Page 73 of Enthraller

The man bared his teeth at her. “There’s a lens on the stairs. We saw you coming up. She decided I wasn’t moving fast enough.”

Wren circled him as Ed lifted his comms unit to speak to Lieutenant Bartam about the hover heading over the city. “Who are you?”

“Pontia.” The man looked ill, which was unusual for anyone in the VSC. Access to high level med tech was available to everyone.

“What’s wrong with you?” She crouched beside him and reached out, but her nanos wouldn’t let her touch him with her own fingertip.

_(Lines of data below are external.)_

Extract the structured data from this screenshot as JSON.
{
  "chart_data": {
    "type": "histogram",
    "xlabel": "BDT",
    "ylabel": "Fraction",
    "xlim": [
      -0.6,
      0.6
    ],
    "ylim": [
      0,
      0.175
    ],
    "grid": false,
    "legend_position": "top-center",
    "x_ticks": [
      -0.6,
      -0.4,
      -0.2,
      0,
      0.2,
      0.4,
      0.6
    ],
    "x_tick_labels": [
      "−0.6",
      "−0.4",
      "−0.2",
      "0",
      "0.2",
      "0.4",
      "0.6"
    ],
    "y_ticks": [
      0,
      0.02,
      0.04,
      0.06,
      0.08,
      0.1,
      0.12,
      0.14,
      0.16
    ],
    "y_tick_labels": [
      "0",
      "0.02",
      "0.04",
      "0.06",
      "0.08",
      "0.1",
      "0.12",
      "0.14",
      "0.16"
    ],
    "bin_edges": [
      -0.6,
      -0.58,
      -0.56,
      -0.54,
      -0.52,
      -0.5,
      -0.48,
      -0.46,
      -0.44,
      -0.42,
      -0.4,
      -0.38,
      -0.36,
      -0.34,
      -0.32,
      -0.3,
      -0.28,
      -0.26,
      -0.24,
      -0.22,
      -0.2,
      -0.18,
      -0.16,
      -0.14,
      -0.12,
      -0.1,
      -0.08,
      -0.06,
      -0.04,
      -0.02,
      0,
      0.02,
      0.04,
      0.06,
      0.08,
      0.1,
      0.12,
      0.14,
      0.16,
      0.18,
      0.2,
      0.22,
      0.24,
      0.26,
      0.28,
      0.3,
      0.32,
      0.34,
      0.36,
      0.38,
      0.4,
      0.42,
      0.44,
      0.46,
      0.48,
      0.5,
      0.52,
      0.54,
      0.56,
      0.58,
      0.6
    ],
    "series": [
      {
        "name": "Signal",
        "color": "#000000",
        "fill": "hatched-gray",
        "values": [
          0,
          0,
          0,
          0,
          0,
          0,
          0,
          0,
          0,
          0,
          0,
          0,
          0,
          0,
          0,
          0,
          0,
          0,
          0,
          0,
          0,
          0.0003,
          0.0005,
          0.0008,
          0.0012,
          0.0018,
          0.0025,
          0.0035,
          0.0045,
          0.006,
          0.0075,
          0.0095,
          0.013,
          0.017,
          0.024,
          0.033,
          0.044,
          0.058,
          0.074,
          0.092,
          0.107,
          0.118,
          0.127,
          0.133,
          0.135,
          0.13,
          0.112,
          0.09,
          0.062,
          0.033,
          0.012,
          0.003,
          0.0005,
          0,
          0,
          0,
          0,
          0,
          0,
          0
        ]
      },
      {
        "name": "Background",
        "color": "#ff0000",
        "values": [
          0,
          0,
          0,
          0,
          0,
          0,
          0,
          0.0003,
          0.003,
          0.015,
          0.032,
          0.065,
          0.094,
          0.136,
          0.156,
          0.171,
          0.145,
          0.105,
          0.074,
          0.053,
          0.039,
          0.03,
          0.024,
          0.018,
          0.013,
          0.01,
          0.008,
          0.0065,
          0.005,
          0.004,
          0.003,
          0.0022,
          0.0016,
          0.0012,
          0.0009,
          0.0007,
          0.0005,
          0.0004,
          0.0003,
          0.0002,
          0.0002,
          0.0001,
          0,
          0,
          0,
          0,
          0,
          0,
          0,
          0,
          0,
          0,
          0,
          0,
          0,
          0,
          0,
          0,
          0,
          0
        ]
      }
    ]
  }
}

Just before she made contact, a tiny silver probe extended out.

“You have an unknown infection.” She wanted to shuffle back, but her nanos told her it wasn’t contagious, and so she kept up the contact. “Where did you get it?”

“A pit of unrelenting horror.” Pontia spoke in a whisper, and she wondered for a moment if he was a little insane.

He caught it on another planet, her nanos told her.A place no one else in the VSC knows about.

“Another planet,” she said, and he blinked at her, as if trying to work out how she knew that, and then he looked up over her shoulder.

Ed had come to stand behind her.

“Where is this planet?” she asked.

“Doesn’t matter where,” Pontia said, looking away. “No one in their right mind would ever go there. It’s . . . the most terrible place I’ve ever seen. Everything there is nasty. From the flowers, to the insects, to the animals—” He shook his head. “The monsters.”

Ed bent a little, gave her a questioning look. “He’s ill,” she said. “Unknown infection, caught on a mystery planet.”

“Too medically interesting to get checked out?” Ed guessed. “Maybe there would have been too many questions?”

The man gave a reluctant nod.

“Well, the med techs will help you now.” And being denied medical care because your very body would raise questions your bosses didn’t want answered might lead to some resentment.

Like giving the incorrect address for the secondary warehouse.

Unless he was telling the truth about it just being another layer of security.

The sound of footsteps running up the stairs was clear, and Lieutenant Bartam and a small team ran toward them.

“Where did your friend go?” Wren asked, keeping the nanos in contact with him while her other hand waved in the direction the hover had taken.

He opened his mouth to say something, stuttered, and then turned to look at her. It seemed as if he was struggling against himself.

She should probably feel bad about forcing him to speak, but she thought of the laser strike at the hover port and shoved all guilt aside.

“She’s headed for our freighter at the port, is my guess. She tried to kill me. She thought she had.” He gave a grimace that she thought he meant as a smile. “She waited for me to tell her where the other warehouse was, and when I had, she shot me.”

“But you lied?” The nanos were picking that up.

He gave a wheezing laugh. “I lied.”

“No honor among conspirators?” Wren asked.

He shrugged. Shook his head. “I was never an equal partner, just a drone. She was with me on that planet, but if she’d gotten sick, they’d have found a way to treat her.”

“Aren’t you afraid she’ll come back to find you when she works out you lied?” Ed moved a little and crouched beside Wren, blocking the silver of her nano’s probe from view as Bartam reached them.

“Who’ve we got?” Bartam sounded like she was in the mood for good news.

“One of the people responsible for the warehouse. He’s been cooperative with his answers so far,” Wren said. “Maybe question him while he’s in a talkative mood.” She rose to her feet, and Ed did the same.